Dialog ini diawali dengan paparan data mendalam dari Asisten Hakim Yustisial Ditjen Badilag, Yudi Hermawan. Ia mengungkapkan, pada tahun 2024 terdapat 32.400 perkara dispensasi kawin yang diputus Pengadilan Agama di seluruh Indonesia, dengan tingkat dikabulkan mencapai 91,07%. Hingga 19 September 2025, tercatat 19.790 perkara telah diputus, dengan tingkat pengabulan tetap tinggi di angka 89,54%.

Hermawan juga menyoroti langkah-langkah Badilag dalam memperluas akses keadilan melalui digitalisasi, seperti peningkatan signifikan penggunaan e-Court yang pada 2025 telah diadopsi hampir 100% di sejumlah Pengadilan Agama. Selain itu, layanan Pos Bantuan Hukum (Posbakum), Sidang Keliling, dan Pembebasan Biaya Perkara (Prodeo) juga menunjukkan hasil menggembirakan di tahun 2024. Posbakum berhasil menjangkau 234.784 orang (110% dari target), sedangkan Sidang Keliling menyelesaikan 39.026 perkara (105% dari target).

Solusi Konkret dari Justice Christie

Dalam presentasi bertajuk “Tiga Dekade Kolaborasi”, Justice Suzanne Christie menawarkan sejumlah strategi untuk menjawab tantangan klasik akses keadilan, antara lain:

  • Pendaftaran Perkara Online yang Inklusif
    Usulan verifikasi identitas sederhana melalui unggahan foto KTP sebagai solusi jangka pendek, serta integrasi dengan ID Digital Kemendagri untuk pendaftaran perkara daring sepenuhnya di masa depan.

  • Optimalisasi Pembebasan Biaya Perkara (Prodeo)
    Mendorong peningkatan anggaran prodeo dan integrasi dengan data Kementerian Sosial, sehingga status penerima bantuan sosial dapat langsung terverifikasi sesuai PERMA No. 1 Tahun 2014.

  • Integrasi Layanan Status Sipil
    Setiap putusan perkawinan atau perceraian dari Pengadilan Agama otomatis dikirim ke Kemenag dan Kemendagri untuk memperbarui data kependudukan tanpa prosedur tambahan bagi masyarakat.

  • Standarisasi dan Penegakan Nafkah Anak
    Menetapkan perintah nafkah anak yang seragam, terukur, serta dapat ditegakkan dengan mekanisme pemotongan gaji atau pembatasan perjalanan. Christie juga mengusulkan sistem pelacakan pembayaran berbasis QR code untuk tiap anak.

Kolaborasi untuk Masa Depan

Presentasi Justice Christie mendapat apresiasi dari jajaran pimpinan, hakim, serta tenaga teknis Pengadilan Agama yang hadir.
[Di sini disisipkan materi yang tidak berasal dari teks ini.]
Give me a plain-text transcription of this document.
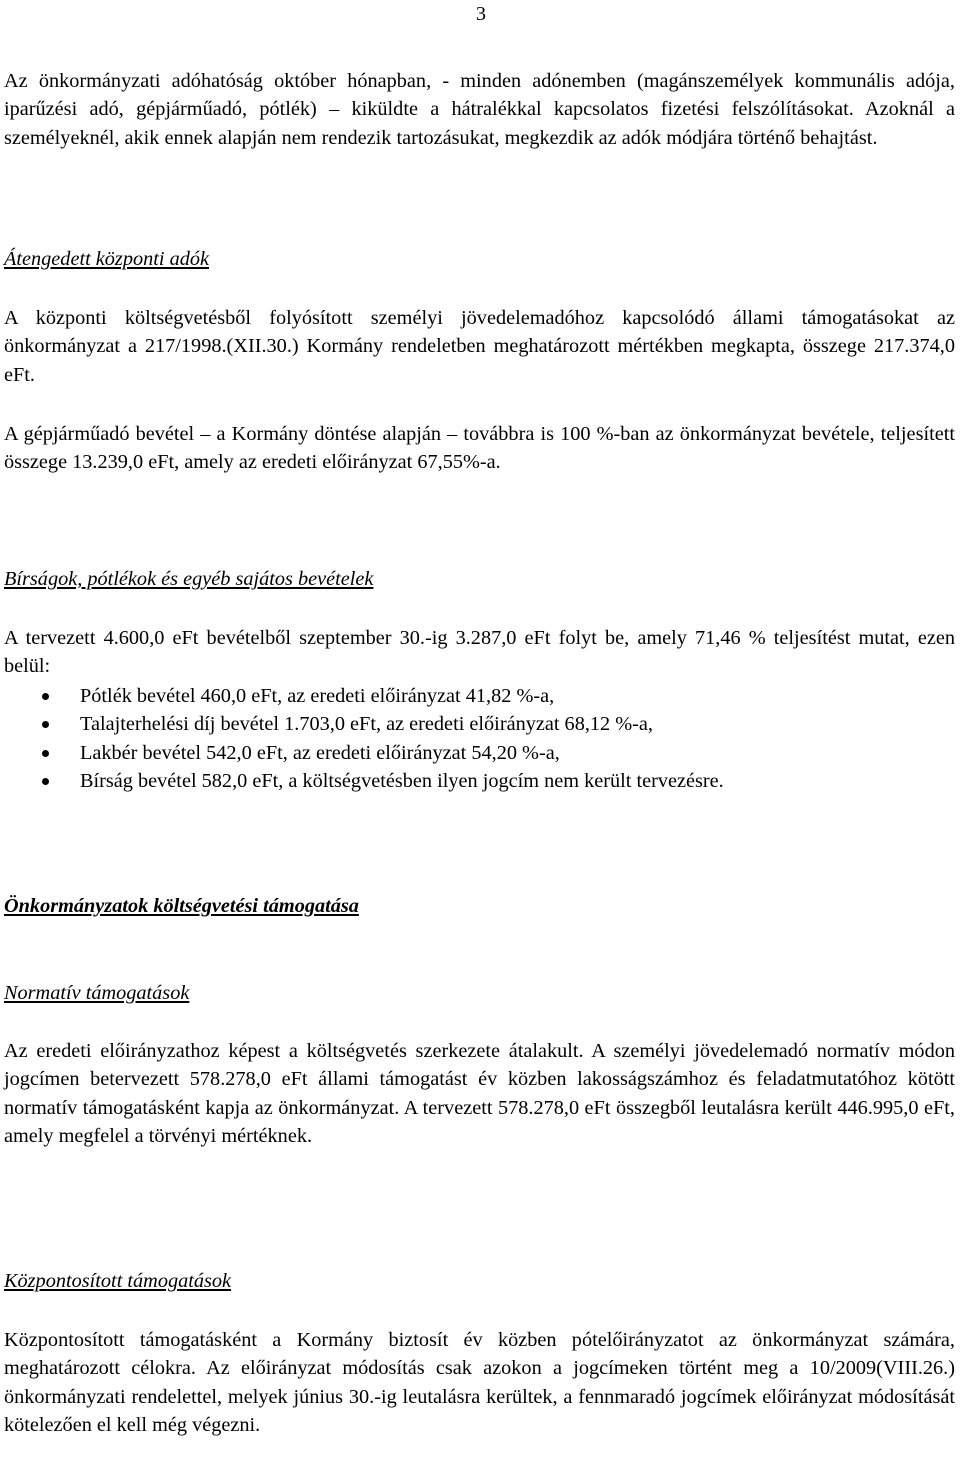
3

Az önkormányzati adóhatóság október hónapban, - minden adónemben (magánszemélyek kommunális adója, iparűzési adó, gépjárműadó, pótlék) – kiküldte a hátralékkal kapcsolatos fizetési felszólításokat. Azoknál a személyeknél, akik ennek alapján nem rendezik tartozásukat, megkezdik az adók módjára történő behajtást.

Átengedett központi adók

A központi költségvetésből folyósított személyi jövedelemadóhoz kapcsolódó állami támogatásokat az önkormányzat a 217/1998.(XII.30.) Kormány rendeletben meghatározott mértékben megkapta, összege 217.374,0 eFt.

A gépjárműadó bevétel – a Kormány döntése alapján – továbbra is 100 %-ban az önkormányzat bevétele, teljesített összege 13.239,0 eFt, amely az eredeti előirányzat 67,55%-a.

Bírságok, pótlékok és egyéb sajátos bevételek

A tervezett 4.600,0 eFt bevételből szeptember 30.-ig 3.287,0 eFt folyt be, amely 71,46 % teljesítést mutat, ezen belül:

Pótlék bevétel 460,0 eFt, az eredeti előirányzat 41,82 %-a,
Talajterhelési díj bevétel 1.703,0 eFt, az eredeti előirányzat 68,12 %-a,
Lakbér bevétel 542,0 eFt, az eredeti előirányzat 54,20 %-a,
Bírság bevétel 582,0 eFt, a költségvetésben ilyen jogcím nem került tervezésre.
Önkormányzatok költségvetési támogatása
Normatív támogatások

Az eredeti előirányzathoz képest a költségvetés szerkezete átalakult. A személyi jövedelemadó normatív módon jogcímen betervezett 578.278,0 eFt állami támogatást év közben lakosságszámhoz és feladatmutatóhoz kötött normatív támogatásként kapja az önkormányzat. A tervezett 578.278,0 eFt összegből leutalásra került 446.995,0 eFt, amely megfelel a törvényi mértéknek.

Központosított támogatások

Központosított támogatásként a Kormány biztosít év közben pótelőirányzatot az önkormányzat számára, meghatározott célokra. Az előirányzat módosítás csak azokon a jogcímeken történt meg a 10/2009(VIII.26.) önkormányzati rendelettel, melyek június 30.-ig leutalásra kerültek, a fennmaradó jogcímek előirányzat módosítását kötelezően el kell még végezni.
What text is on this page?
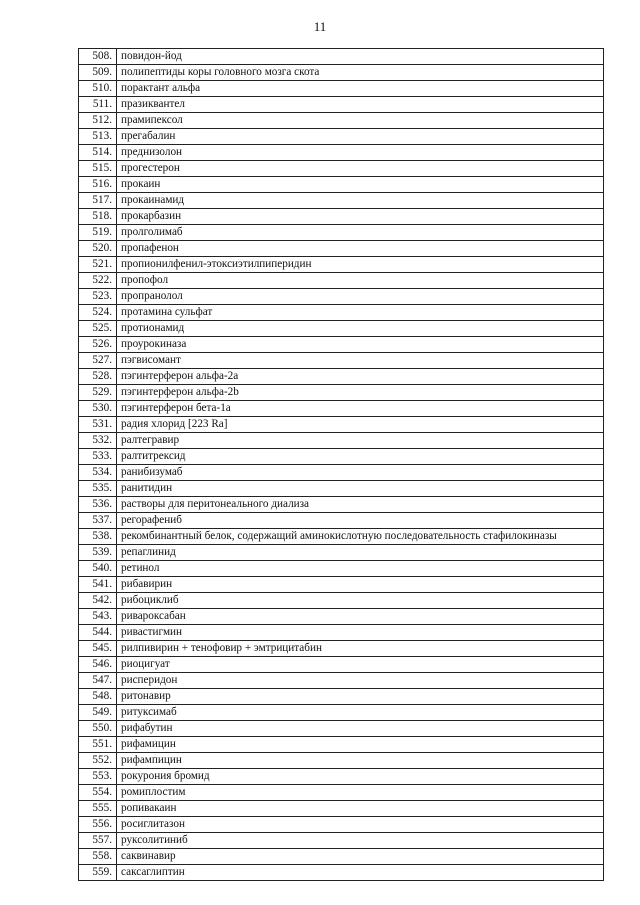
11
508.	повидон-йод
509.	полипептиды коры головного мозга скота
510.	порактант альфа
511.	празиквантел
512.	прамипексол
513.	прегабалин
514.	преднизолон
515.	прогестерон
516.	прокаин
517.	прокаинамид
518.	прокарбазин
519.	пролголимаб
520.	пропафенон
521.	пропионилфенил-этоксиэтилпиперидин
522.	пропофол
523.	пропранолол
524.	протамина сульфат
525.	протионамид
526.	проурокиназа
527.	пэгвисомант
528.	пэгинтерферон альфа-2а
529.	пэгинтерферон альфа-2b
530.	пэгинтерферон бета-1а
531.	радия хлорид [223 Ra]
532.	ралтегравир
533.	ралтитрексид
534.	ранибизумаб
535.	ранитидин
536.	растворы для перитонеального диализа
537.	регорафениб
538.	рекомбинантный белок, содержащий аминокислотную последовательность стафилокиназы
539.	репаглинид
540.	ретинол
541.	рибавирин
542.	рибоциклиб
543.	ривароксабан
544.	ривастигмин
545.	рилпивирин + тенофовир + эмтрицитабин
546.	риоцигуат
547.	рисперидон
548.	ритонавир
549.	ритуксимаб
550.	рифабутин
551.	рифамицин
552.	рифампицин
553.	рокурония бромид
554.	ромиплостим
555.	ропивакаин
556.	росиглитазон
557.	руксолитиниб
558.	саквинавир
559.	саксаглиптин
Dialog ini dipandang bernilai tinggi karena tidak hanya mengidentifikasi tantangan, tetapi juga menawarkan peta jalan solusi yang konkret dan dapat diadaptasi di Indonesia.

Kegiatan ini menegaskan komitmen Badilag untuk terus terbuka terhadap pembelajaran serta kolaborasi internasional, dengan fokus utama pada perlindungan hak perempuan dan anak. Solusi yang dipaparkan diharapkan menjadi pertimbangan penting dalam perumusan kebijakan dan inovasi layanan peradilan di masa mendatang.